SPALDING COUNTY, Ga. – National Weather Service surveyors confirmed two tornadoes touched down in Spalding County, including an EF-3 and an EF-2, on Thursday afternoon.
The EF-3 tornado impacted the north side of Griffin and surveyors saw another track in eastern Spalding County.
“It was really one day we won’t forget and it will be a day that we’ll study as meteorologists. We don’t usually see long-track tornadoes that come out of Alabama, making their way into north Georgia. We definitely saw one yesterday. And there were a number of other spin-up tornadoes that caused a lot of damage across the area, so it’s something we’ll continue to filter through,” said FOX 5 Storm Team Meteorologist Jonathan Stacey.
EF-3 tornadoes have three-second wind gusts between 136 and 165 mph. Those speeds are strong enough to move mobile homes and snap trees.
“Once again, this tells you that when we were warning you of severe weather, that every warning should be taken seriously, and even during this early time of year this stuff is nothing to take lightly,” Stacey said.
Surveyors say they determined the wind speed based on the damage along Kendall Drive.
The EF-2 impacted the east side of the county with the worst damage along Highway 16 and S. McDonough Road.
The full report on the tornadoes has not yet been released.
The tornadoes tore through some of Griffin’s busiest retail areas. The Hobby Lobby was among the hardest hit.
SKYFOX Drone flew over the building where part of the roof is now gone. Parts of the long roof are more than 200 yards away at an intersection.
Hobby Lobby workers gathered Friday and were reassured that not only are they safe, but their jobs are too.

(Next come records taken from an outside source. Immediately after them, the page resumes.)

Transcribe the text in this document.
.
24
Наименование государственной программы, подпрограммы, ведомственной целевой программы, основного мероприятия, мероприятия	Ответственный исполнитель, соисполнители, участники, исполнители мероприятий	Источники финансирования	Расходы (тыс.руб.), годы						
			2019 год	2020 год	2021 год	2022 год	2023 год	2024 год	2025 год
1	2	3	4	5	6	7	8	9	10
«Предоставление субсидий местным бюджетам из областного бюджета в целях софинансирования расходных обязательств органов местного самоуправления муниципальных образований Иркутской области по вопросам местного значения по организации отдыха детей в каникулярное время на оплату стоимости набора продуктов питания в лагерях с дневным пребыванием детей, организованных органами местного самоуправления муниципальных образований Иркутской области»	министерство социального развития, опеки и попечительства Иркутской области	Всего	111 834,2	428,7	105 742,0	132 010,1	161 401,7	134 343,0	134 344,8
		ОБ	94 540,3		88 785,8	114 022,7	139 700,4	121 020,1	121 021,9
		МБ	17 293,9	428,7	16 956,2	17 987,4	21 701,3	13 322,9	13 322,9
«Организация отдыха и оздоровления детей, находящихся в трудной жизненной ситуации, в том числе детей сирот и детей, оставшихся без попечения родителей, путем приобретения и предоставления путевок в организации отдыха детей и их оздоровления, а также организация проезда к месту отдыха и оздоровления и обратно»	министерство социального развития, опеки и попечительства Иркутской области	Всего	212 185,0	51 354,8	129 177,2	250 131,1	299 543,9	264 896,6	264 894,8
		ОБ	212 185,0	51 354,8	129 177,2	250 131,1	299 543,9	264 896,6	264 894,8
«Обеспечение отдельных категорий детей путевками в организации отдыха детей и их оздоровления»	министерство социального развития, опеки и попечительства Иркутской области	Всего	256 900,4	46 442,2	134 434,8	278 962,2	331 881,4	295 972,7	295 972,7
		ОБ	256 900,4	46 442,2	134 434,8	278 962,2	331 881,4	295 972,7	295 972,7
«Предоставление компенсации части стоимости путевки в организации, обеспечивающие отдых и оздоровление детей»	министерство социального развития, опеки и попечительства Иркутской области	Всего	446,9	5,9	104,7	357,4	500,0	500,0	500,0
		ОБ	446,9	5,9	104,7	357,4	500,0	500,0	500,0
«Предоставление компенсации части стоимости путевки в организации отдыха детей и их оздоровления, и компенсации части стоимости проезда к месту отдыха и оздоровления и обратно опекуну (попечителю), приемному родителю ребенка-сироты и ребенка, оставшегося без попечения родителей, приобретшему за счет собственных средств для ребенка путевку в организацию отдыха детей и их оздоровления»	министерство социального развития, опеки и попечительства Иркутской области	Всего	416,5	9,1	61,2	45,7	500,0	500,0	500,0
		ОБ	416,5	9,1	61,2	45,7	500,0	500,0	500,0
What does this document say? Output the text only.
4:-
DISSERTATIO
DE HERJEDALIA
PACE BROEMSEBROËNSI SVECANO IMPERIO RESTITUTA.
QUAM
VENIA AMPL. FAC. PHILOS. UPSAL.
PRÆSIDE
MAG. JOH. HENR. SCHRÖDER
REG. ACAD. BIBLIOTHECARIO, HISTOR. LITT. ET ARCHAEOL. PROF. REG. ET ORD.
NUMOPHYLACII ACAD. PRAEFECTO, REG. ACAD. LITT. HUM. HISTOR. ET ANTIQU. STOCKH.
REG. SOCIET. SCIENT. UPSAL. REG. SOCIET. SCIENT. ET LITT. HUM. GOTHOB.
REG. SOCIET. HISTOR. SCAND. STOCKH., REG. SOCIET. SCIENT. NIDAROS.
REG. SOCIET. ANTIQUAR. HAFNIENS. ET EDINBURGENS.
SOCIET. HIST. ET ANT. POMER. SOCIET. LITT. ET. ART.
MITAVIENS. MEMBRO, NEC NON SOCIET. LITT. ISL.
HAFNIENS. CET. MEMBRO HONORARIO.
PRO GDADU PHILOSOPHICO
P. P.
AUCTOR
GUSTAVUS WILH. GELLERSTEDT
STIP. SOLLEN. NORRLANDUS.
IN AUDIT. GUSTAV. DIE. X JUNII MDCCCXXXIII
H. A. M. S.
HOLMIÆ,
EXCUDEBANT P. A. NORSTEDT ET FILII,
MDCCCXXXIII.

Management say the store will be closed for months to repair the storm damage, but workers will be reassigned to other nearby stores.
SKYFOX Drone flies over the Hobby Lobby in Griffin after a tornado tore through the area on Jan. 12, 2023. (FOX 5)
The neighborhoods near Griffin’s North Expressway suffered damage as well from high winds that tore off roofs, pulled down power lines, and littered storm debris across seemingly every inch, so that nothing appears untouched.
Along Pinehill Road, once one of Griffin’s prettiest neighborhoods with towering pine trees and ancient hardwoods, the path of the tornado’s destruction appears to be extremely wide.
This is where it first entered Griffin Thursday afternoon, tearing a path of destruction miles long in a line from the southwest to the northeast in a long path from Troup County, to Merewether, Pike, into Spalding County and then onto Butts County before lifting.